The Mrs Gruff and I have very recently moved to a new address, which is close to Warton Aerodrome and lies almost under its flight path. All sorts of things fly in and out of there and as I type an RAF VC10 is making low level circuits. It's distinctive (and 'distinguished'), relatively quiet and extremely elegant; in every way a very English aeroplane. The sight and sound of it evoke memories of seeing the BOAC Cunard VC10s on the apron at Heathrow in the mid sixties and every pass raises goose pimples and sends a shiver down my spine, even my hair stands on end. A schoolboy thrill I'm not at all embarrassed to admit to.

I have several memories of London airport from that decade, the first of which is of watching the BOAC Bristol Britannia carrying my father back from Trinidad land, in about 1960/1, before the Queen Elizabeth terminal was built. Only a line of portable barriers separated the public from the runway but in those days nothing else was necessary.
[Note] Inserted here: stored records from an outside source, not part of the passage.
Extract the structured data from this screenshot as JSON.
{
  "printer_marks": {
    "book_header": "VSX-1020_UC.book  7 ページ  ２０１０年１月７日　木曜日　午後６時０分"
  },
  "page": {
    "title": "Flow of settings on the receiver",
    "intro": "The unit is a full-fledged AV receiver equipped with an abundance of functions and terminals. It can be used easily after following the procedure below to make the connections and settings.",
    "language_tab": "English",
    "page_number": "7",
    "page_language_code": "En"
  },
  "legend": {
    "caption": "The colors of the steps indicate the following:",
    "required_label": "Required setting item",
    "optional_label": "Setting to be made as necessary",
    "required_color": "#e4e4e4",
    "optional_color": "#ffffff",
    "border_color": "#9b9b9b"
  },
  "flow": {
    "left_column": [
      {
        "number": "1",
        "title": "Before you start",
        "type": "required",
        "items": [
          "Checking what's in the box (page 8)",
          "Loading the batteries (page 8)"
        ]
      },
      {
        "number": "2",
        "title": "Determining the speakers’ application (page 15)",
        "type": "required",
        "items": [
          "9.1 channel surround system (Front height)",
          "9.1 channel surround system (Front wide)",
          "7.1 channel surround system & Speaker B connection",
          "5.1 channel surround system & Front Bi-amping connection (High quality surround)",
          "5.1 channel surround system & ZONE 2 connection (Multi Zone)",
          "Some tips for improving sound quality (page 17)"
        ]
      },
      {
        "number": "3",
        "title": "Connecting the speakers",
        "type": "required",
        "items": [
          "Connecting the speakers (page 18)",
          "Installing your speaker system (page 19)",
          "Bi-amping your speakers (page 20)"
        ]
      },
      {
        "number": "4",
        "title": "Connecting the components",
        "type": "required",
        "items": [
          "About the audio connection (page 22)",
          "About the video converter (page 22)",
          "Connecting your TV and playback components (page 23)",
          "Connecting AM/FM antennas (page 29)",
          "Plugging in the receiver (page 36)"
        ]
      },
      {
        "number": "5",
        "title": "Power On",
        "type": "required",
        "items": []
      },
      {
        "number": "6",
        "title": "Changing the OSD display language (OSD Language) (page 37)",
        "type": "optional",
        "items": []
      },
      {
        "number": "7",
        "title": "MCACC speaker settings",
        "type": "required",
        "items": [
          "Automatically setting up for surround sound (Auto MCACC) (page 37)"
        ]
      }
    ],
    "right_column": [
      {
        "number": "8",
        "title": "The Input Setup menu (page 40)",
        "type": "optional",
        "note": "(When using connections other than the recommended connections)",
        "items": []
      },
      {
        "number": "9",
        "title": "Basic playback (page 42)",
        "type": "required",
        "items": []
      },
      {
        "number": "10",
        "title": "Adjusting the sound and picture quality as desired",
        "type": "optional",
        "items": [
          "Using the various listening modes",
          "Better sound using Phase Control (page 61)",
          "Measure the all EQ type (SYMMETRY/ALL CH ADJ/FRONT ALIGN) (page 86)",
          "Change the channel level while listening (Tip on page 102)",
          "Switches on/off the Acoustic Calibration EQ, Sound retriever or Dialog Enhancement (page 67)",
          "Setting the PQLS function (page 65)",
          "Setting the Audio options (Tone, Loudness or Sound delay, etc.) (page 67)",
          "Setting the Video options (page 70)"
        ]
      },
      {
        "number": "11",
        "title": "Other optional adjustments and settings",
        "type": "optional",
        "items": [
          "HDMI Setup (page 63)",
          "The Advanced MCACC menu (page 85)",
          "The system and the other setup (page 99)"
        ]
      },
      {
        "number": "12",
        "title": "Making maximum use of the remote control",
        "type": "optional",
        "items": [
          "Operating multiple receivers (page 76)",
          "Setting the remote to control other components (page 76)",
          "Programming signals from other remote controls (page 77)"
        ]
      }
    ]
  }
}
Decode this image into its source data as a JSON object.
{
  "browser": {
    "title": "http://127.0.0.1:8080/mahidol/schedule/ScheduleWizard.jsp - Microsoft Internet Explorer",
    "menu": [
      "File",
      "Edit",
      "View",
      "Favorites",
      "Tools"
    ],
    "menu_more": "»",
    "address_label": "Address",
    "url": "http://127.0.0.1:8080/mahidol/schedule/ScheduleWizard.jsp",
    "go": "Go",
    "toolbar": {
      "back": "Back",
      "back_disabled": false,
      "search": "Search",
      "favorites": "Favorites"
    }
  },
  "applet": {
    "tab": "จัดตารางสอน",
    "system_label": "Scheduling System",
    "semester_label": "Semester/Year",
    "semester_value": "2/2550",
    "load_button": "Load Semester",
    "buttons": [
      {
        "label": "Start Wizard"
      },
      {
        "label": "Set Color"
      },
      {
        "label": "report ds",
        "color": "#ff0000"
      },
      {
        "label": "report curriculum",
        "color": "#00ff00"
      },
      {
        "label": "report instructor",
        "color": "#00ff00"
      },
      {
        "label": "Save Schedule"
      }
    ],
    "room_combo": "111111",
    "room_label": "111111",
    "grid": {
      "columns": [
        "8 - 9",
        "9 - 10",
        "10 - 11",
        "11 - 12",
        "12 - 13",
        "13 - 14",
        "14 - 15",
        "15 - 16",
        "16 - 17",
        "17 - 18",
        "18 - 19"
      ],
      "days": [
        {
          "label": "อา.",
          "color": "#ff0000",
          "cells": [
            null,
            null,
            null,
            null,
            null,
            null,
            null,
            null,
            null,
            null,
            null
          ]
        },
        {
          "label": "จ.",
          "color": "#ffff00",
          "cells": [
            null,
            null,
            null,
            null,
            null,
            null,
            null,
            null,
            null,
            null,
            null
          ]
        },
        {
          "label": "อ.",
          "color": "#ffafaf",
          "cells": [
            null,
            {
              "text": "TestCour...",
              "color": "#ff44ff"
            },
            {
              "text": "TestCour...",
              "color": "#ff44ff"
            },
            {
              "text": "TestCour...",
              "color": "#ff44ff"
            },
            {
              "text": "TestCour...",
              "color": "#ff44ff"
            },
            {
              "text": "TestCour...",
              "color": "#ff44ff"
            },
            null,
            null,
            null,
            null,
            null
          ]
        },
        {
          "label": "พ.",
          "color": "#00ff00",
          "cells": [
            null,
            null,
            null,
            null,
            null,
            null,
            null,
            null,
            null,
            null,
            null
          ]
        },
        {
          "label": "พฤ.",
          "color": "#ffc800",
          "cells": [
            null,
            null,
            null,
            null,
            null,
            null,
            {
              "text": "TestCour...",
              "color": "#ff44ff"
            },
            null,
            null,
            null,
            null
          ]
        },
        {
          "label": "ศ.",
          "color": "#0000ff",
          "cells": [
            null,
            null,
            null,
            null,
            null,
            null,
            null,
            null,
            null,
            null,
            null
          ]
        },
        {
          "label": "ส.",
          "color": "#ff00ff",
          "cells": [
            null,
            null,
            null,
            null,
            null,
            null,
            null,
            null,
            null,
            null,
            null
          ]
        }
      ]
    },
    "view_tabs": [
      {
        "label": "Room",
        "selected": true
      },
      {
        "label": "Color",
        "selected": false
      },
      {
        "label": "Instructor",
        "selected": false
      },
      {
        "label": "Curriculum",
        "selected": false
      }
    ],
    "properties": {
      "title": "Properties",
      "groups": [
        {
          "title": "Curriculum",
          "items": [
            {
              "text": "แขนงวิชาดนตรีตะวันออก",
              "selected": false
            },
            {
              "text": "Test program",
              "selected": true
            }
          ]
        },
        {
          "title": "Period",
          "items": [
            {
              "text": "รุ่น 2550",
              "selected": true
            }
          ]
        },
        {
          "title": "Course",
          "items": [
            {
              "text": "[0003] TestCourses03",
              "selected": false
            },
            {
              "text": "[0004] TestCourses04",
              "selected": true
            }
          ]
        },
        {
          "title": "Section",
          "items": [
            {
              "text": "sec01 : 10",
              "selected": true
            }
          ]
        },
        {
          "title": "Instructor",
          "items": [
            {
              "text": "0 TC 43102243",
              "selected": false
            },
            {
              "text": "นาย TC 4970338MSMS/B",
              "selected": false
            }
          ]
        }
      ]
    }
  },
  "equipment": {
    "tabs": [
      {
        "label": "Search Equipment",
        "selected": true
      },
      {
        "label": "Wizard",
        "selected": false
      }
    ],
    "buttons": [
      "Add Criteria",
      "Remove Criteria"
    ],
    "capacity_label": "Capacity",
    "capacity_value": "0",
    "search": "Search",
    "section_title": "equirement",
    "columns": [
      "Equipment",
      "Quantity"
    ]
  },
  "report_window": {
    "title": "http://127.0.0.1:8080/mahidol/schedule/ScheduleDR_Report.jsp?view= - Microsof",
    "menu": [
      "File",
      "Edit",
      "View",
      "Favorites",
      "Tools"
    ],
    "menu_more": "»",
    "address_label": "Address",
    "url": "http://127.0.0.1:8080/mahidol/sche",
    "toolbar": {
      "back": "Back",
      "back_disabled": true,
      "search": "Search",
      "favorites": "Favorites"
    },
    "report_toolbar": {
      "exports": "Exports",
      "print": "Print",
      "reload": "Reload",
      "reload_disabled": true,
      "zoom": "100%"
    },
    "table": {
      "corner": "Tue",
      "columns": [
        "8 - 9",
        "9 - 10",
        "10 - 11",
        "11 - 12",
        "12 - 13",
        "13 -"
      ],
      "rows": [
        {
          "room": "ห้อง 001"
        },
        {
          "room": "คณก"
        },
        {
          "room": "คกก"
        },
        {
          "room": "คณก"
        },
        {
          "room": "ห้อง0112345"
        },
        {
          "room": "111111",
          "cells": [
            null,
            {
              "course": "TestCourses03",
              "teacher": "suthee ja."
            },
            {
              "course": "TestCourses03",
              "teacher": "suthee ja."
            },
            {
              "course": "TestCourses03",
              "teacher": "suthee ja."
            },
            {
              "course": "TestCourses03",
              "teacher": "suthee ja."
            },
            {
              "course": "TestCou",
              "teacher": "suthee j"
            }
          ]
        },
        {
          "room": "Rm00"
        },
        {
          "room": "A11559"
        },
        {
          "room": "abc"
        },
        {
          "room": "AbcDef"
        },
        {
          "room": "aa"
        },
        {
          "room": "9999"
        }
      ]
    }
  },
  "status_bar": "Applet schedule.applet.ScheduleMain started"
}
At about that period he took me with him to collect an item from the cargo sheds on the far side of the airport. It was night-time, although probably not late, and I can still clearly recall seeing a brightly lit, strangely curving green house seemingly perched in the air somewhere ahead and above me. At that time I had not seen a Boeing Stratofreighter and the sight was very much a wonder.

With friends and relatives in various parts of the world, my father was often at London Airport and I always looked forward to going there. A sign over the entrance to the road tunnel under the apron announced 'Welcome To Britain' and in those days one could be proud to welcome people to a land that was still of some account in the world, was a decent place in which to live and had not been made into a doss house for the scum of the Earth in which no crime is so awful that one might be asked to leave.

It's delightful to see an aircraft almost as old as myself still giving good service, unlike myself, but I cannot help thinking that like myself and the Britain I was once proud to live in, it is very much a thing of the past.

There's a link to a web-site devoted to the TSR2 in my blogroll. Somewhere in the tangle of faulty memory, heresay, sloppy journalism, misinformation, corrupted accounts, spiteful diaries, shredded documents, secrecy rules, outright lies, misleading autobiographies, dust, worms, concealed truths and unheard voices lies an illuminating doctoral thesis on the decline of the 'British' aircraft industry. Someone, someday, will write it.